To keep our clients better informed of the Toronto market, we're initiating this weekly instalment on our blog. The CP Weekly Meeting Highlights will summarize the most salient information from our weekly office meetings, headed by Real Estate veteran, lawyer and all around good guy, Chestnut Park's Broker of Record Chris Kapches. We are doing this as we feel that the media is giving a very one-sided perspective of market activity and seems to focus on the GTA statistics rather than Toronto specifically.
Though this topic wasn't addressed at this week's meeting, it has been a central theme to discussions of market activity over the summer months. Measures taken by the government, coupled with already inflated prices, an over-abundance of inventory and negative news in the media have all combined to give us the market we're currently in. Buyers felt the market had further room to decline, while many sellers felt they should still be getting the prices we were experiencing up to mid-April; when prices were at their peak. Today, the media continued this trend as it posted declines of 40% in "Toronto" despite these numbers reflecting price declines throughout the entire GTA, which, includes areas like Richmond Hill and Mississauga. This lack of specificity has led many to believe similar declines have been experienced in the City of Toronto proper, when in fact, this just isn't the case. As an example, in July inventory levels were sighted as increasing by 30-40% when in fact the numbers in the City of Toronto were closer to 2%. Whether these skewed stats will continue to contribute to an already confounded public remains to be seen.

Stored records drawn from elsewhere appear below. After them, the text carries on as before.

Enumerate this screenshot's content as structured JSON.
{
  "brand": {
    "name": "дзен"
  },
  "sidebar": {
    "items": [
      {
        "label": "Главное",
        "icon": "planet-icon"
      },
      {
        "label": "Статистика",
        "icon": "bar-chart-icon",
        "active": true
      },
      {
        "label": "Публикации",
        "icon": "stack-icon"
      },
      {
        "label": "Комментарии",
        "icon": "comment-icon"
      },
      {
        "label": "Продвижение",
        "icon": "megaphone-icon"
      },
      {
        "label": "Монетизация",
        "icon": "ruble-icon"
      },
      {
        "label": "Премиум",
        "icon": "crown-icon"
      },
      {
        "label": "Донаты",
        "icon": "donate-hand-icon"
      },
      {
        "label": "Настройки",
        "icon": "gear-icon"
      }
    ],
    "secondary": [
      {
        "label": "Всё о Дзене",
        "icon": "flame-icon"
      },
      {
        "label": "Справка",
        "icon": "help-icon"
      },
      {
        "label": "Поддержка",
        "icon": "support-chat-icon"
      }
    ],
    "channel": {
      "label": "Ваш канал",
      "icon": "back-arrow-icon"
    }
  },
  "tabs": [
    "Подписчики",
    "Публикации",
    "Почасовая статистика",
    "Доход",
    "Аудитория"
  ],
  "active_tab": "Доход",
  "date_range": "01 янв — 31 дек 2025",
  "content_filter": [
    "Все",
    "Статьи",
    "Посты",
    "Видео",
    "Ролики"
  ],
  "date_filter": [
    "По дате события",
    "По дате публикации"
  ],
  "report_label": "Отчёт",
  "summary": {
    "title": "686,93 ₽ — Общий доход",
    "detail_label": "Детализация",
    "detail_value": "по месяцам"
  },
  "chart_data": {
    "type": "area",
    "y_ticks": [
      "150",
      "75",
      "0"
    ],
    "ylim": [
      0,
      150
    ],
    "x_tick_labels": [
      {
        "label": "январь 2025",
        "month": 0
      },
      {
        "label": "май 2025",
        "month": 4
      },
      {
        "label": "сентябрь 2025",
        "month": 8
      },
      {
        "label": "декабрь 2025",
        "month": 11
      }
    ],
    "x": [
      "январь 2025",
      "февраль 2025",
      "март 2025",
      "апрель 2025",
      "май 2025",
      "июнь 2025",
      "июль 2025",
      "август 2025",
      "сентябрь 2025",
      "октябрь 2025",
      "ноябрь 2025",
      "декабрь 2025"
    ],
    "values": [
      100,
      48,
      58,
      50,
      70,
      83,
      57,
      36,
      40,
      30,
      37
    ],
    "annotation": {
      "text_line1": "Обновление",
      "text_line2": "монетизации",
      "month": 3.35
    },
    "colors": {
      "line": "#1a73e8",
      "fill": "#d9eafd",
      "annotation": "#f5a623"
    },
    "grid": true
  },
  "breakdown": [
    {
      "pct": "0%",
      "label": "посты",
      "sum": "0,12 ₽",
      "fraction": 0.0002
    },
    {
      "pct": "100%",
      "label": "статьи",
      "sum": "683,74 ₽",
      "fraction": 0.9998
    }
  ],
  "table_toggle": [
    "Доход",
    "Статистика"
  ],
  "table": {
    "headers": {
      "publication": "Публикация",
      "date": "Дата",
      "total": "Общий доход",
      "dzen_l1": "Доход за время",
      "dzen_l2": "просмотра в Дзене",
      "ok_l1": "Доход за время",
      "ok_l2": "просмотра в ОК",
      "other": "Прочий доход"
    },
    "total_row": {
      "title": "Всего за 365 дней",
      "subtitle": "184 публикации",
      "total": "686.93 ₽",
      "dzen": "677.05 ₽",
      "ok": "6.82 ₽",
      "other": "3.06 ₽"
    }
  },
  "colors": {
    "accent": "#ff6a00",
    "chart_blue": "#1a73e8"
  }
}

Increases in Sales for August
As our meeting was held yesterday and full numbers were not yet published, Chris was looking at the market based on stats from August up to that point. Now having the official numbers for the month, we've seen a small increase in the number of sales through the month of August; . However, it appears as though we will continue to see a negative variance in sales prices and numbers for the month of August b/w 35 - 38% in the GTA. One thing that seems certain however is that the market appears to have stabilized from the large dip starting in June. The average sale across all housing types in the GTA, price came in at $732,292, which is actually a rise of 3% over August 2016, but a decline from July's average of $746,033.
Despite this plateau in price declines, we will continue to see negative variances throughout the next 12 months, simply because stats for declines are done year over year. If we can see a move to an annualized appreciation in values to the 5-7% mark, the market could be considered as being strong and healthy.
Annualized Growth Rate
Chris has some added concerns regarding Canada's annualized rate of expansion (based on the last quarter) coming in at 4.5%, making Canada the fastest growing economy in the G7. How this impacts interest rates going forward is the big question, and how that rate hike will impact the housing market; the expectation would be a rate of 3.5%. This could effectively eliminate buyers at the low-end of the housing spectrum. Compounding that problem is that the most affordable housing product for that population is condominium apartments; a product that already has very little in terms of inventory. The increase is likely to come out in late October as opposed to this week.
Too Soon To Tell
We will have a clearer picture of the market once numbers for September come in. From the response in the office, we are likely to see an increase in inventory in the Toronto (read 416) area over the month.